When marriages break down, anything ... just about anything is better than the bitterness and the spite that remains. Two people who know each other, have lived together know each other's weakness very well. So when they war - they wound deeply. Its best to break ties then. I dont advocate divorce, ever, but have opted for it myself, and honestly life has been great afterwards
I guess everyone realizes at a rational level that we can't break up a relationship just by offering support/advice. But it's not so easy to let go of the niggling doubt that our conversation might have been just the one little thing needed to nudge a vacillating person.

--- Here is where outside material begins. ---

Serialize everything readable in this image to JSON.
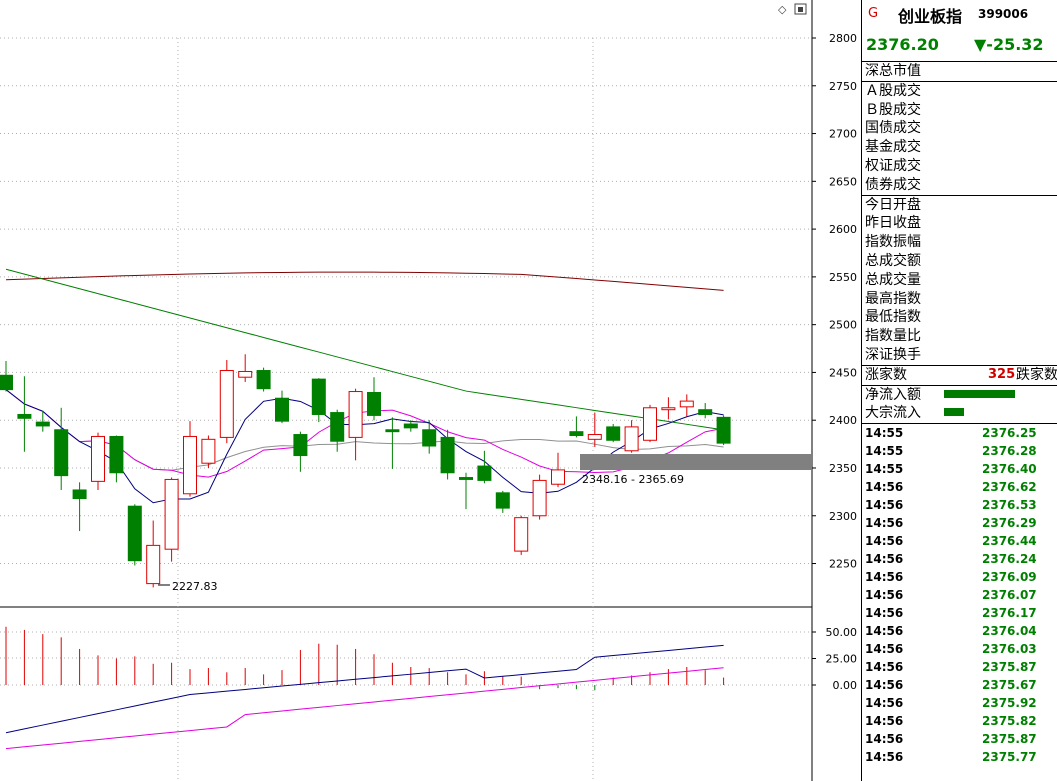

Also, I think the independence with which we make decisions changes with age. We're less inclined to be led by others as we grow older but a 22 year old girl who asks her friend for advice before breaking up with her boyfriend might be more susceptible to outside influence than say, a 28 year old woman contemplating divorce.
The responsibility of the final decision lies with the parties concerned but I think it's unrealistic to expect that they're not influenced by outside forces.
It's the same with relationships that suffer because of friends breaking up. Things would probably have fallen apart even otherwise but I'm not sure it's easy to accept that you are indeed a catalyst in the process of two people separating.
hey !!
been a long time .... aren't you writing these days ?
@ PhoenixRitu: I completeley agree. There's a line in the Gulzar film Ijaazat which expresses the sentiment: "When a marriage turns sour, it stinks badly." I was raised to believe that marriage was the goal and that marriage was forever.
@SimblyBored: I get what you're saying, but I still feel that many people reach out outside a marriage as a last-ditch effort. If the situation outside is hostile and not supportive, there's no saying what will be the end.
@Deepa: This is the most time and energy consuming job I have ever had.